The Healthcare commission for reasons which have yet to be explored chose not to accept the line which was accepted by the Hospital, the PCT, the SHA, Birmingham university, and even we hear from the Dr Foster company, that “it was the coding” and they came in to carry out their investigation.
The HCC did not share information with the hospital during this process, and because of that the hospital called in Price Waterhouse Cooper to give them advice on what they needed to do to improve matters.
Helen was asked about her reaction to the horror stories that are now so familiar to everyone through the press about poor care in the hospital. She like virtually all the people who have been asked this question expressed the shock she had felt. She also showed that there was nothing in her own experience of the hospital that prepared her for these stories.

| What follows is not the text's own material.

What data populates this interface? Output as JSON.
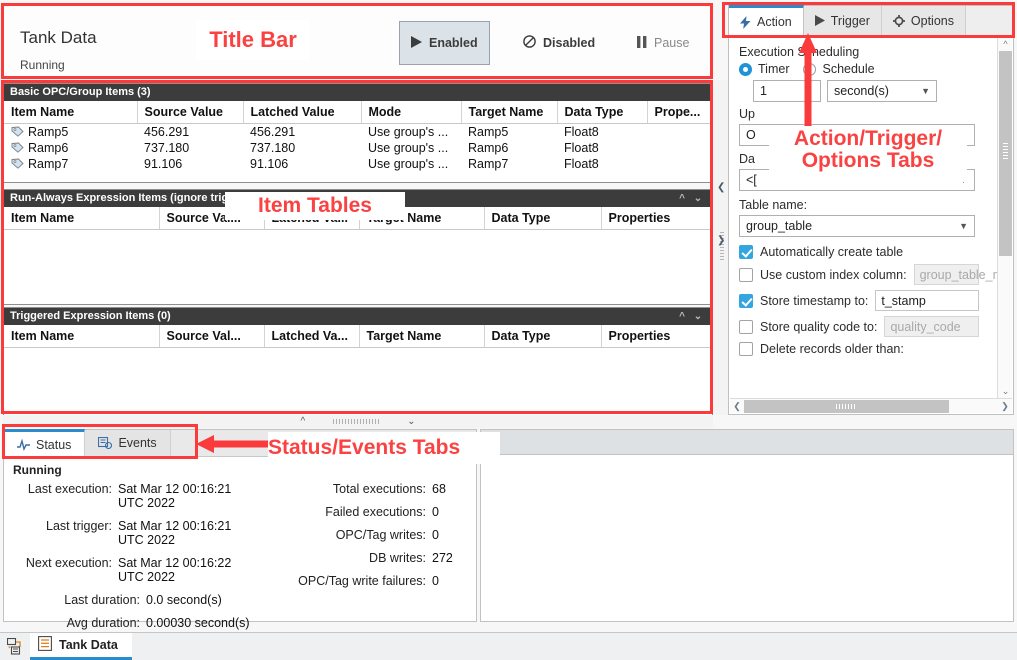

She did carry out regular visits to wards all over the hospital as a key part of her job. She had staff expressing to her their frustration about staffing levels and staffing mix. She was actively working to satisfy this through the recruitment process, and through a staff mix review, that was put in place to help push for the extra funding that was needed to bring staffing up to the right levels. She did not in her frequent visits to the wards see anything in line with the stories told in the press, and she did not have nursing staff coming to her and saying that the staffing levels had reached the point where it was impossible for them to do their job.
The impression that I was left with at the end of this evidence was of a genuine caring and hardworking person, who had tried to do a difficult job under difficult circumstances, and was in the end defeated by a unique set of circumstances. This article shows the kind of pressure that she was under.
I would have liked the inquiry to invite her to say what she had felt about being on the receiving end of such pressure. I am sorry that they did not ask her this.
Helen gave the apology to the bereaved which is now a standard part of most people's evidence.